En el bullicio del aeropuerto tuve oportunidad
de comer el sándwich con doble queso, y el jugo que mi madre
me había preparado y sabía que no tendría muchos de esos en los próximos meses
a si que los disfruté al máximo.
Cuando estaba listo para abordar el avión, vi a
una señora con un embarazo casi de 11 meses, la pobre mujer se movía con tanta dificultad
que un elefante habría bailado ballet si ella lo pedía, le pregunté si estaría
cómoda en su asiento, pero dijo que no importaba la comodidad, sino llegar a su
destino. Le pregunté a la encargada en el mostrador de la aerolínea si podía
cambiar mi asiento en primera clase por el de la señora para que tuviera más
espacio, con una sonrisa y un guiño me dijo que no podía ser más amable. Cuando
le cambié mi boleto, la mujer sonrió tanto que pensé que el niño saldría por su
boca.
Miré el número de mi nuevo asiento: 17B.
Cuando me tocó abordar me encontré con un
pasillo tan reducido que apenas podría respirar, en el asiento junto a la ventanilla
había una mujer poco interesada con mi presencia, tenía una cámara en sus manos
y cuando encontró algo que tomar, hizo su tiro y luego dejó su cámara a un lado
y me prestó un poco de atención.
Movió un poco la back pack que estaba a sus
pies. No pude reconocer la nacionalidad de sus rasgos. Algo más captó afuera su atención y volvió a tomar su cámara
disparando un par de veces. Cuando finalmente guardo su cámara, tomó su celular
de su bolsillo y envió un mensaje de texto.
Intenté estirarme en el limitado espacio y mi vecina, con un acento extraño me preguntó
si tenía suficiente espacio: “Suficiente por el precio del boleto”, le
respondí. Ella sonrió y me dijo que era tonto pagar por boletos de primera
clase, pues cuando el avión se cae, no hay distinciones. Ambos reímos y ella
estiró las piernas y acomodó un suéter a modo de almohada, increíblemente,
parecía que el espacio era suficiente para ella.
Volvió a sacar su celular para leer el mensaje
de texto que le había llegado y sonriendo dijo: “Estoy regresando a casa
después de dictar una conferencia y ya tengo ofertas para otra del otro lado
del país”.
En ese momento se anunció el cierre de la
puerta del avión y comenzó el avión a moverse. Extrañamente no había nadie al
otro lado de mi asiento.

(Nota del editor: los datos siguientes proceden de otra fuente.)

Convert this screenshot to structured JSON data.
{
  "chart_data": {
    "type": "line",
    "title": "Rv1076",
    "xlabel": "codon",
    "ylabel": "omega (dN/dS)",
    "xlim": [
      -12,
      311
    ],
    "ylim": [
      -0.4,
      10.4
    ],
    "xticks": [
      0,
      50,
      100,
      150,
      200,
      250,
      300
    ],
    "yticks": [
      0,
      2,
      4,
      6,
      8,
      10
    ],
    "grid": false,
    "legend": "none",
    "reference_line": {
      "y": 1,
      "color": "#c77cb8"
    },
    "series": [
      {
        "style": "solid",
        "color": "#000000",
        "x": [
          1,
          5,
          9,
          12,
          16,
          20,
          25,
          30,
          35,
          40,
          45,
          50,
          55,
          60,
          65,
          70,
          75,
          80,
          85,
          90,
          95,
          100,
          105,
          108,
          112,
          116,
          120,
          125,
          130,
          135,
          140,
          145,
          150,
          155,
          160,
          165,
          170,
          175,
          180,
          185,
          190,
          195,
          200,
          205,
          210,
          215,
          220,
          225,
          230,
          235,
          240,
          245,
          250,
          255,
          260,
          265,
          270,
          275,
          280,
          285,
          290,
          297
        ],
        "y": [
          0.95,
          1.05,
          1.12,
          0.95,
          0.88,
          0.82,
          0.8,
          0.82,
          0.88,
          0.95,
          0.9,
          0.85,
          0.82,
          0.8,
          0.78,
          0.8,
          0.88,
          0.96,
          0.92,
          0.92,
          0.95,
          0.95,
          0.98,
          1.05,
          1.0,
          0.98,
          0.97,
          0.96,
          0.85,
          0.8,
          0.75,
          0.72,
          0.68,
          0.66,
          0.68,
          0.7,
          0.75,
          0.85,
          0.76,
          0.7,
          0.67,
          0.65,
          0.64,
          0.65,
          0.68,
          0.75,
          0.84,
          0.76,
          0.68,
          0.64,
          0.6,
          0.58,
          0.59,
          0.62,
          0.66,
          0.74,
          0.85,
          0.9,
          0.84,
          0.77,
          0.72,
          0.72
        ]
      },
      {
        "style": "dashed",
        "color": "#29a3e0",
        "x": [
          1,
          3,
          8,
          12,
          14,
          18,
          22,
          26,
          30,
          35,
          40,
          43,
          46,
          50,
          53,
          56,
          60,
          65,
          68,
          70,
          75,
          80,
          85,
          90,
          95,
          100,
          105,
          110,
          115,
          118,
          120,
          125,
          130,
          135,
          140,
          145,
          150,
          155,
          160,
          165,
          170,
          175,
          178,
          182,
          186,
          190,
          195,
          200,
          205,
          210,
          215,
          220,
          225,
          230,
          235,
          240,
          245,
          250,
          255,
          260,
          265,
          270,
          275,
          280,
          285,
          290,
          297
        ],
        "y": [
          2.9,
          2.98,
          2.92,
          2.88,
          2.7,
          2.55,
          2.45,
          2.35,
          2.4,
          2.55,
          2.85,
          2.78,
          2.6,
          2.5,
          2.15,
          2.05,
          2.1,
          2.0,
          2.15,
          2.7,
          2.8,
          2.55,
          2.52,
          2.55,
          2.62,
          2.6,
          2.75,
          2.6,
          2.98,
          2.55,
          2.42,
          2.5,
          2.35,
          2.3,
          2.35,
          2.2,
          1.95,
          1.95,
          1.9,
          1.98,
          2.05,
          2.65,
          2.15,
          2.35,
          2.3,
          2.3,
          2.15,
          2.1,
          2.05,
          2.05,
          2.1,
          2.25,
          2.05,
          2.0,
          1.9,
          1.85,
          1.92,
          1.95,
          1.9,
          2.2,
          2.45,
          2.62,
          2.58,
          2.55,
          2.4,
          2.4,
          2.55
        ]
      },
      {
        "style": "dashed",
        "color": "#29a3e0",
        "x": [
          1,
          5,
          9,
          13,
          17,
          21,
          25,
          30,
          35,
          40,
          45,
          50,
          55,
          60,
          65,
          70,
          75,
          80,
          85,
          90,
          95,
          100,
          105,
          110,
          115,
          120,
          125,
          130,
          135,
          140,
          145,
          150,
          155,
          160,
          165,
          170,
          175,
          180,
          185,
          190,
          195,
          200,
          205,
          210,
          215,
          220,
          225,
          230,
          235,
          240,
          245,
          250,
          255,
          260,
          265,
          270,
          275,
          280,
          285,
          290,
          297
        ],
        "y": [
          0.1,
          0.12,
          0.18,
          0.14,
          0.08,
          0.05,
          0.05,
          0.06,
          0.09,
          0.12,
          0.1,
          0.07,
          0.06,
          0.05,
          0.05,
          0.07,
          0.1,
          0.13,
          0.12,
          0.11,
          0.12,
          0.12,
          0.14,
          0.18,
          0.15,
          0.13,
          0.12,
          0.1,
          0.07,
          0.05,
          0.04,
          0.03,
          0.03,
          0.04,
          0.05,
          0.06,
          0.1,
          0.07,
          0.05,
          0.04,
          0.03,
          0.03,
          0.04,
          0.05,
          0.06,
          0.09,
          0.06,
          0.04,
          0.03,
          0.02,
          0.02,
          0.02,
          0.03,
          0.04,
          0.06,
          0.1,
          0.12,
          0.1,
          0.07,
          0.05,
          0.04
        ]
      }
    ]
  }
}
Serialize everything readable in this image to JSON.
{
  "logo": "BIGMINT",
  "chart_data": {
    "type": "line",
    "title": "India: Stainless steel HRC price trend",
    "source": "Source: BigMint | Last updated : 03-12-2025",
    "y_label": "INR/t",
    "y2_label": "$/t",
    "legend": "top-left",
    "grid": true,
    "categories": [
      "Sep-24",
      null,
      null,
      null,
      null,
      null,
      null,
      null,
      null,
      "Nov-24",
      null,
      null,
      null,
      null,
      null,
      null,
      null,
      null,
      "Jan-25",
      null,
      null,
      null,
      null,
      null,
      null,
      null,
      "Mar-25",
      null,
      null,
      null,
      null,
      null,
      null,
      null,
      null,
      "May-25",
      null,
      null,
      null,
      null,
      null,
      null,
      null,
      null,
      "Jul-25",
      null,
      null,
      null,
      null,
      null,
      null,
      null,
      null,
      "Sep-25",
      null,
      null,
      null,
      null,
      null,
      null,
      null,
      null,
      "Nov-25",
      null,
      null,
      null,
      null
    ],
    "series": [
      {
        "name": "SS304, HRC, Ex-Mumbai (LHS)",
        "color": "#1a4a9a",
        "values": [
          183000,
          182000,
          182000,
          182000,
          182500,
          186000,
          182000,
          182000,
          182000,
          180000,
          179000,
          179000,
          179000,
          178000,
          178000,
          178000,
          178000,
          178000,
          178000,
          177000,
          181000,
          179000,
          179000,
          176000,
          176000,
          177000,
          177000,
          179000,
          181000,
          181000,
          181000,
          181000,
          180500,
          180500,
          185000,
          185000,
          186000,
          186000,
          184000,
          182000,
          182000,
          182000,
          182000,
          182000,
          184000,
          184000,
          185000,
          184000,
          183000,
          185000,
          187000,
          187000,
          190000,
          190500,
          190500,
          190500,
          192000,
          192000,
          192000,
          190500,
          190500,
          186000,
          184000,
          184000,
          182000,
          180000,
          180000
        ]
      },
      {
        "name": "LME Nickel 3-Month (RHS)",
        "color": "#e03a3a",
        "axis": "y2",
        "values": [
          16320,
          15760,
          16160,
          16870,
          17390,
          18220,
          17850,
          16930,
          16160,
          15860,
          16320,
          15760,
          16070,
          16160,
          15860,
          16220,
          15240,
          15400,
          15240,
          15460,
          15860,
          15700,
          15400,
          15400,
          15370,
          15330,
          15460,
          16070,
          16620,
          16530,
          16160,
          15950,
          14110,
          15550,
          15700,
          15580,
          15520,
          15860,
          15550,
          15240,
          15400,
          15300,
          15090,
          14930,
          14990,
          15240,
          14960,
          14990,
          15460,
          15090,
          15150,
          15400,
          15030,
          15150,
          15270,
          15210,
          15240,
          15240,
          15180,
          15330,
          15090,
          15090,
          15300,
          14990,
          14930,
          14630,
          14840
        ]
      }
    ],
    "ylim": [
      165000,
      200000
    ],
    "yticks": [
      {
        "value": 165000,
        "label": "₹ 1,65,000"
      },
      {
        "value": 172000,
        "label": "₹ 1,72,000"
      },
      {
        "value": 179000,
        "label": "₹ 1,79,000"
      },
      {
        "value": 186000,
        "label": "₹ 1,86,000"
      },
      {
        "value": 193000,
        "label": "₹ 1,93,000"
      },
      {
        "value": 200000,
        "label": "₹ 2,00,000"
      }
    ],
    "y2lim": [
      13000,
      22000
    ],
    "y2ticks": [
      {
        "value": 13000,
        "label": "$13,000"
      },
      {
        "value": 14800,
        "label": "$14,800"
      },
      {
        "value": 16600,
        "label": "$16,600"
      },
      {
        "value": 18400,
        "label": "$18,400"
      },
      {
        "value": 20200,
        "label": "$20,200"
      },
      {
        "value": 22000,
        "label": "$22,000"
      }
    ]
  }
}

No sería tan malo el viaje después de todo.
No pude evitar hacer plática, pensé que su
acento era interesante, un tanto educado por lo que comencé a sondear: ¿vas a
Chicago de visita?
“No”, respondió ella con una gran sonrisa, “ahí
vivo, fui a Atlanta a dar una conferencia y no puedo esperar para volver a
casa”.
Oh, ¿a qué te dedicas?.
“Soy asesor educativo”.
Sus respuestas eran cortas, bien pensadas, como
no queriendo ahondar, creo que no le gustó mucho el interrogatorio, así que
preguntó: ¿Y usted?
Le conté con lujo de detalles que me tenía en
ese avión y no pudimos evitar entablar una charla
sobre educación, retos, perspectivas, historias, ejemplos; en realidad yo
hablaba y ella escuchaba, pero cuando decía algo me brindaba información
profunda sobre el tema de la educación. Cuando nos dimos cuenta, estábamos
aterrizando en Chicago.
Ella me permitió ver por la ventana el centro
de la ciudad, disfruté una vista extraordinario de una ciudad frente a un lago
tan grande que parece un mar.
Me preguntó a que parte de la ciudad iría,
cuando le dije que tenía un departamento a dos calles de la escuela, me sonrió y dijo:
“Puedo llevarlo, me queda de camino, si no le importa”.
Pretendí que no era necesario pero estando en
una ciudad donde no conocía a nadie la oferta no pudo ser mejor. A demás, era
bueno ahorrar el dinero de la renta del auto.
Me atreví a pedirle su correo electrónico y le
pregunté si la podría molestar cuando tuviera dudas, tomando un papel y una
pluma pequeñita, escribió su nombre y su correo cuando Gabrielle me lo dio,
y dijo: “nada me hace más feliz que poder ayudar a un maestro con problemas”.